Tuesday, November 18, 2014

Golf Clinic Trip - Day 1

(not finished photos to be added when I get them)
Activity: Golf Clinic Trip at Kau Sai Chau
Date: November 10, 2014 ~ November 12, 2014 (Mon-Wed)
Time: 11 am to 1 pm; 2 pm to 4pm (4 per day, 12 in total)
Type: Group (with school's CAS Week)
Organization: The Jockey Club Public Golf Course (LINK)

Hours: 12 hours (in total) - Action

Before this trip, I had never played golf before (if you exclude Wii sports golf, which you really should. I have played mini golf once but that was 8 years ago...), so this was a completely new experience for me. Our class met at school, before taking a bus ride to Sai Kung, and then taking a ferry to Kau Sai Chau, where the Golf Course is located.  

DAY 1 - (November 10)
Today we met our golf instructors for the week: Jacqueline, Robert, Simon, Hung & Eddy.

We started off with the basics, such as the what the "bunker" and "green" is, or how the "par" of the course the number of strokes an expert golfer is expected to need to complete a hole in (with 2 of the strokes being on the green; i.e. Par 4 means four strokes with two strokes to the green and two putters).We also learned some safety rules, such as how you shouldn't hold the club by the grip when walking around with it, as there is a chance you could swing it back and hit someone in the ankles (which did happen a few times by accident).

After a short warm up, we jumped straight into putting. We got paired up and used the putter to pass the ball to each other, being careful to let the ball stop completely by itself so we could gauge how much force we should use to make the ball go a certain distance.

 I quickly learned that even at the most basic stage, golf wasn't as simple as swinging the club in the direction of the hole. Instead, there are a lot of steps you need to take before the club even moves, such as the way you are standing and how straight your arms are. It also made me understand the importance of practice swings, since that way you could make sure every little detail was correct before starting, and could make adjustments if need be.

Then we tried putting into the different holes on the green in two strokes, with all of the holes varying in distance, slope angle etc. I found this very difficult, as it always seemed like I could get the ball in the direction the hole, but it would always over or under shoot the hole.

 This was until an instructor (Simon) taught me that putting is less about the backstroke, since any more than a few inches back and the ball goes flying off or skips over the hole. Instead,  it is more of a pushing motion where the forward stroke is much longer than the back one. This also gave me more control over the direction of the ball, and I was able to get the ball in two strokes more easily.

 After that, we played a game to see who could hit the ball closest to the hole in one stroke. Unfortunately the wind picked up at this point and because it was down hill, my ball missed the hole by quite a bit (though to be fair the shot was straight and it was my 1st day playing golf)

We then learned about chipping, where you use the iron (sand wedge) to hit a ball that is almost but not quite on the green onto the green. This was quite challenging, since like with putting, every little detail before hitting the ball must be correct or the ball will not fly properly. Most of the time, my ball would bounce twice on the club before flying off or roll along the ground like I had putted it.

After lunch, we went to the driving range to learn how to do half and full swing golf strokes with the iron (7 iron). Jacqueline showed everyone how to hold the club before Robert and Hung showed slow motion the half and full swings. 

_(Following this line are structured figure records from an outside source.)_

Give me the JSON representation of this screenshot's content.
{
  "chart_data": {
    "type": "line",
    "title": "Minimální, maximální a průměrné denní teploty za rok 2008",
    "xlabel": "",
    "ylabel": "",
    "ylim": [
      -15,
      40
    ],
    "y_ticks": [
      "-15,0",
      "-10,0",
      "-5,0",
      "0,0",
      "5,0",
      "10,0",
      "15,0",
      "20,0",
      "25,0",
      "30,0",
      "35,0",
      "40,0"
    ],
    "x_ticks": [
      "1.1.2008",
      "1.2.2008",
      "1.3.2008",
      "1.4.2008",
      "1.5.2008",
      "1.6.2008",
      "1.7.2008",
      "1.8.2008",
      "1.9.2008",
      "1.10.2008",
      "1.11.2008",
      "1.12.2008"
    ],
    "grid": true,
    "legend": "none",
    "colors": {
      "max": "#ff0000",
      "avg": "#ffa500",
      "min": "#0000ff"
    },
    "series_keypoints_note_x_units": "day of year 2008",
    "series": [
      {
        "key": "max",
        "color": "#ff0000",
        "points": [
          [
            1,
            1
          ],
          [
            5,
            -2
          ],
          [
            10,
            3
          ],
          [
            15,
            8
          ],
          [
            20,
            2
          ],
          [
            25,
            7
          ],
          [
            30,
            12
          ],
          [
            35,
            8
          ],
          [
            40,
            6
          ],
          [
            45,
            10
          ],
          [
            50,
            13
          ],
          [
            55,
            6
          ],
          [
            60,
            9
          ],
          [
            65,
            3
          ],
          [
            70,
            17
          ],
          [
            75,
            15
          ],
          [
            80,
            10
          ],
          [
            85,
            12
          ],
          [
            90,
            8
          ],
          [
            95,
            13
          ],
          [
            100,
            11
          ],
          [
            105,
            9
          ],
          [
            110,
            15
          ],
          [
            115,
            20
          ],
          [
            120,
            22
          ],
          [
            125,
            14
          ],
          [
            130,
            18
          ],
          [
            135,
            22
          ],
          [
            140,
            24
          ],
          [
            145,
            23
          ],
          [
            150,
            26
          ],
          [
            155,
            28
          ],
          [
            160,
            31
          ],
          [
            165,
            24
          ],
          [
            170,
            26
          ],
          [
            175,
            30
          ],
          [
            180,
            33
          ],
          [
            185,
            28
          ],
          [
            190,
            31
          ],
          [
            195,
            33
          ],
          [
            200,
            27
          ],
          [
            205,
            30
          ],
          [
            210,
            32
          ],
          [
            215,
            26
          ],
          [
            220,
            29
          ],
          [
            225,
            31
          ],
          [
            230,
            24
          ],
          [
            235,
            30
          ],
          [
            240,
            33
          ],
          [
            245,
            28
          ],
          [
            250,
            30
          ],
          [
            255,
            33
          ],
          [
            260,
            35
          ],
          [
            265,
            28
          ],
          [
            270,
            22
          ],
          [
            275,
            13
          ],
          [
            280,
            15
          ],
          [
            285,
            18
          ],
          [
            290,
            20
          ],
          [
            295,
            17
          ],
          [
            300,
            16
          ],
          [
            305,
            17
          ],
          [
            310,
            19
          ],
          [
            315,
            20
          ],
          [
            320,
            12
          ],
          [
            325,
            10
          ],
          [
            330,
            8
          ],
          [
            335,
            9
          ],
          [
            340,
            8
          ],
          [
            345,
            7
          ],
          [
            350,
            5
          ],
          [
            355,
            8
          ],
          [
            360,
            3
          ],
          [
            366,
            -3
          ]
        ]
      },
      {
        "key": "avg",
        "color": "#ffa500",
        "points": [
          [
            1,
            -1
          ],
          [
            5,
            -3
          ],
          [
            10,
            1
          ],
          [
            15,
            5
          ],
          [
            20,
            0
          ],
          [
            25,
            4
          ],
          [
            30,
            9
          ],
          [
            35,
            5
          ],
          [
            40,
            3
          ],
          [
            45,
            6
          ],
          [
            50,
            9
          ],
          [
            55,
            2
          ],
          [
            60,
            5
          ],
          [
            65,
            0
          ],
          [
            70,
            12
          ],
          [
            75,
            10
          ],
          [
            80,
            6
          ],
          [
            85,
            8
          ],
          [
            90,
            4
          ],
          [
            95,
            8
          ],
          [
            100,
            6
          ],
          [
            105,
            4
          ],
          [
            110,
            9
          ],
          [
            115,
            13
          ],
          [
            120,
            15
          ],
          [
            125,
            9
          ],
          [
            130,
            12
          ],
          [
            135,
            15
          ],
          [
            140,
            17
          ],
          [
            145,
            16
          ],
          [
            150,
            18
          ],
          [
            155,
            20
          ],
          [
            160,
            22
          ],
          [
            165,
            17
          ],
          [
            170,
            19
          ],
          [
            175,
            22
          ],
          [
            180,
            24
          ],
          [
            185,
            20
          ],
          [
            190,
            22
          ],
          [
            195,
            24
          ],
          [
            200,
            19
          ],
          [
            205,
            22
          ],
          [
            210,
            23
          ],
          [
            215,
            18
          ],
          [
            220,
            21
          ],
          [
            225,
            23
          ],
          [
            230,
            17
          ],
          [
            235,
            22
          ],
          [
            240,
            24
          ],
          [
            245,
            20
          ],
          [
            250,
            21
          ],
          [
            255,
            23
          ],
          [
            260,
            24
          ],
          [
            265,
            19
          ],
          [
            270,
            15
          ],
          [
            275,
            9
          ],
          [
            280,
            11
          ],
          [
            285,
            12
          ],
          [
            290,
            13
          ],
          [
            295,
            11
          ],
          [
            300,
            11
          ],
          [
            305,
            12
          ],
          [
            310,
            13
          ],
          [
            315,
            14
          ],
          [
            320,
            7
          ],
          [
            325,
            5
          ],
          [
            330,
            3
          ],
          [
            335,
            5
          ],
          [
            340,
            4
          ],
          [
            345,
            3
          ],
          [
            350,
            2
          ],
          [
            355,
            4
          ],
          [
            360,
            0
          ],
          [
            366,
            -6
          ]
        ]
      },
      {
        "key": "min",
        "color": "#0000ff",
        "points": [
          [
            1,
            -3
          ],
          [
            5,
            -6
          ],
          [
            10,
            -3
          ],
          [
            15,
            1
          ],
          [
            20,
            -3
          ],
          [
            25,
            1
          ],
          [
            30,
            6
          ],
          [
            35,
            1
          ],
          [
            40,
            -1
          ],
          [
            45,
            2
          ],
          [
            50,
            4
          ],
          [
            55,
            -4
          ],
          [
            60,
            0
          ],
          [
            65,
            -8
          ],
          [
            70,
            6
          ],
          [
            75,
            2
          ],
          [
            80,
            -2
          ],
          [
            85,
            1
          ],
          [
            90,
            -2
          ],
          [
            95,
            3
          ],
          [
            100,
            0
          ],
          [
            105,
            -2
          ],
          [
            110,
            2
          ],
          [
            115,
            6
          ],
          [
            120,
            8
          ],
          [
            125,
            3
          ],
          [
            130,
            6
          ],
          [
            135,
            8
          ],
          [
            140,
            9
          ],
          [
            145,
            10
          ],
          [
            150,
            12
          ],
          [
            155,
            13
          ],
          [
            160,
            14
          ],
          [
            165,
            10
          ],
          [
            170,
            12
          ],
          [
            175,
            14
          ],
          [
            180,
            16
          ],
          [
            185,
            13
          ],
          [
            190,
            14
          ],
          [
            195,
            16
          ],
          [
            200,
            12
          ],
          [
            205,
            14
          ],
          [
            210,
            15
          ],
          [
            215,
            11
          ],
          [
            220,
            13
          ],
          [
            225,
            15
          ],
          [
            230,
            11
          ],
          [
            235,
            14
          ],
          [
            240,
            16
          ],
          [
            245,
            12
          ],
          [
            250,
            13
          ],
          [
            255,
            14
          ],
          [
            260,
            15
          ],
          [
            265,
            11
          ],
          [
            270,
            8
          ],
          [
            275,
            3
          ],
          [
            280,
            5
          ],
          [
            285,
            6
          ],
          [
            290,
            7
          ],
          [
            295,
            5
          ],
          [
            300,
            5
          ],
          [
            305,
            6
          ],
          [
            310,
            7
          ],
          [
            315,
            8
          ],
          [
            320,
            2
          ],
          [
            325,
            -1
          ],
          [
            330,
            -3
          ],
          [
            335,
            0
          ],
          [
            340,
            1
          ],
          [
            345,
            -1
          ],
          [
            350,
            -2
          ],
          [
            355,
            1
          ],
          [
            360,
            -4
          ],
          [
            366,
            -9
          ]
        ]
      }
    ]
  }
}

 Jacqueline teaching us how to hold the club 
( I probably don't need to point out who I am, but just in case, short person in the front row with the lime green polo)

We then went off to try it ourselves, practicing with the half swing before going onto the full swing. I found this very difficult, since after about an hour, when everyone had progressed to full swings, I was still stuck there doing half swings, because I was only able to get the ball to skip a little if I was lucky, or just completely miss the ball and hit the ground if I wasn't. After a while, Eddy walked by and watched me swing. 

Apparently I was having trouble because whenever I brought the club up, I would sometimes unknowingly bend my left arm and have a straight left wrist, rather than the other way around. This ment that even though the club was lined up with the ball at the start, by the time the club came down, the angle was all wrong and I would miss the ball completely. He also recommended that I hold the "follow through" longer (for at least 3 seconds) and put my weight on my left leg while turning my hips and right leg. This way, it would help my ball fly upward at an angle.After being given these tips, I was able to get a decent half swing. Unfortunately, I ran out of time to fully practice the full swing. 

Overall, my first day of golf ever was quite enjoyable. I learned a lot of things I would have never known if I didn't go on this trip. 

I also had a new found respect for golf, since before I had always thought before that it wasn't "really a sport" like how swimming might be. However, after this day, I realized that although it may not evolve all the endurance or strength other sports require, it makes up for that in the sheer amount of precision and skill you need to make the ball go in the right direction at the right speed, but only having a few practice swings at most to take all of that into account. Every little thing from if your arms are straight or not, to the angle of your club can influence a stroke, which makes getting consistent strokes very hard without practice.

That is it for today! On to the next!